Nul doute qu’un des amusements favoris des réunions que présidaient ces belles et peu sévères princesses n’ait été la résolution de questions galantes et l’établissement d’un code et d’une jurisprudence d’amour. Que ce ne fussent pas des « cours d’amour » au sens où les modernes ont lourdement pris ce mot, il est, je pense, inutile de le démontrer aujourd’hui. La nature même de l’amour qui faisait l’objet des débats et des sentences exigeait le plus grand secret, au XIIe siècle au moins autant qu’aujourd’hui et dans tous les temps, et il est dit expressément à plusieurs reprises que, lorsqu’une affaire est soumise au jugement des dames, ont doit toujours taire les noms des parties contendantes: il suit de là que ces jugements ne pouvaient avoir aucune application et n’étaient que de purs jeux d’esprit, au moins en ce qui concerne les cas particuliers. Mais la tendance générale qu’ils expriment dépassait quelque peu cette définition: il faut y reconnaître, chez les grandes dames de ce temps où apparaît ce qu’on appelle “le monde”, un effort pour créer et faire accepter aux hommes un amour idéal et raffiné, nullement platonique toutefois, et fondé sur la pleine possession, mais ne laissant aux sens qu’une part secondaire, étroitement lié à la pratique et à l’accroissement des vertus sociales, et donnant à la femme, à cause du risque qu’elle courrait en s’y livrant, une supériorité constante qu’elle justifiait par l’influence ennoblissante qu’elle devait exercer sur son amant. C’est quelque chose de fort analogue, avec bien des nuances amenées pas la différence des temps, à ce qu’essaya plus tard l’hôtel de Rambouillet; et Chrétien de Troyes, dans le Conte de la Charete, a été le poète épique de ces précieuses du XIIe siècle. […]

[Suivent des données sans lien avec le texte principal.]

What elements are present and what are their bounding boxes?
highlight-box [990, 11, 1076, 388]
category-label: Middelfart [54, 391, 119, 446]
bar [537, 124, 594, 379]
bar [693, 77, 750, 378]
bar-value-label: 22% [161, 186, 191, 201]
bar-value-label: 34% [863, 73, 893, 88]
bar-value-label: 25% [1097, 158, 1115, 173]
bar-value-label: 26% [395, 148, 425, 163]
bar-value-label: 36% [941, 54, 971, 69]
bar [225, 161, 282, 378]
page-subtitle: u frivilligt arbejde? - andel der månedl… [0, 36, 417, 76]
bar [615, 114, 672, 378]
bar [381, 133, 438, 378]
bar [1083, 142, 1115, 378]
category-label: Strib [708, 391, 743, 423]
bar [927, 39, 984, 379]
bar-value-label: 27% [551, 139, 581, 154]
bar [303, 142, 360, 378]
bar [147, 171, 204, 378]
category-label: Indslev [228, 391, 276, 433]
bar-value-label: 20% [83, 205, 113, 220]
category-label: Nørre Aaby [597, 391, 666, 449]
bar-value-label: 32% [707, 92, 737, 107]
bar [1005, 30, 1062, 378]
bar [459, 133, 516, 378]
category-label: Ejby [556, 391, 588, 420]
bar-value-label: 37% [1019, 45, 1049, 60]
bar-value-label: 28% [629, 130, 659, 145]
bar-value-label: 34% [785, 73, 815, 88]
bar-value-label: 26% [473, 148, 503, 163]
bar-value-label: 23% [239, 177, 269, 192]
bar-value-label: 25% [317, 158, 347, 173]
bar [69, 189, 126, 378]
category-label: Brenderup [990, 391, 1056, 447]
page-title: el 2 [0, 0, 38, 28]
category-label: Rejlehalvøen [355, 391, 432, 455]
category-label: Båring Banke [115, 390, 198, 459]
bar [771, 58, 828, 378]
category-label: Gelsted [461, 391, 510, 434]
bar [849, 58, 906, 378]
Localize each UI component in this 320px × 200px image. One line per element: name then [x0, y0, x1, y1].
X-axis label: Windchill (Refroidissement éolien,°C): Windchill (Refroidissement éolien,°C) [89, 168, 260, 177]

C’est à lui sans doute […] qu’est due l’intime fusion de cet idéal amoureux et courtois avec la « matière de Bretagne ». Cette fusion réussit si bien qu’elle fut consacrée pour toujours, et nous avons, entre autres, un preuve curieuse dans l’avant-dernier chapitre d’André le Chapelain, dans cette histoire de la découverte des Regulae amoris, qui est visiblement l’imitation des romans bretons et particulièrement ceux de Chrétien. (529-30)
Summing up:
Marie, avec sa mère Alienor, avec ses contemporaines Aeliz de France et Ermenjart de Narbonne, a été l’une des principales instigatrices d’un mouvement mondain qui se produisit dans la seconde moitié du XIIe siècle et qui a pour principaux caractères le rapprochement de la poésie du Nord et de celle du Midi et la conception d’un amour raffiné, savant, intimement lié à la courtoisie et à la prouesse, et donnant à la femme, en tant que maîtresse, une importance qu’elle n’avait pas eue jusque-là. Cet amour est précisément l’inspiration du poème de Chrétien, qui l’a peint, tel que l’avait conçu la théorie de ces cercles élégants, dans la liaison de Lancelot et de Guenièvre. – C’est par la peinture de cet amour que le poème de Chrétien a eu surtout de l’influence: il a fait de l’amour courtois un élément presque inséparable des romans de la Table Ronde, et il a servi de modèle, en cela et dans plusieurs autres données, aux grands romans en prose de l’âge suivant, et notamment au Lancelot. (534)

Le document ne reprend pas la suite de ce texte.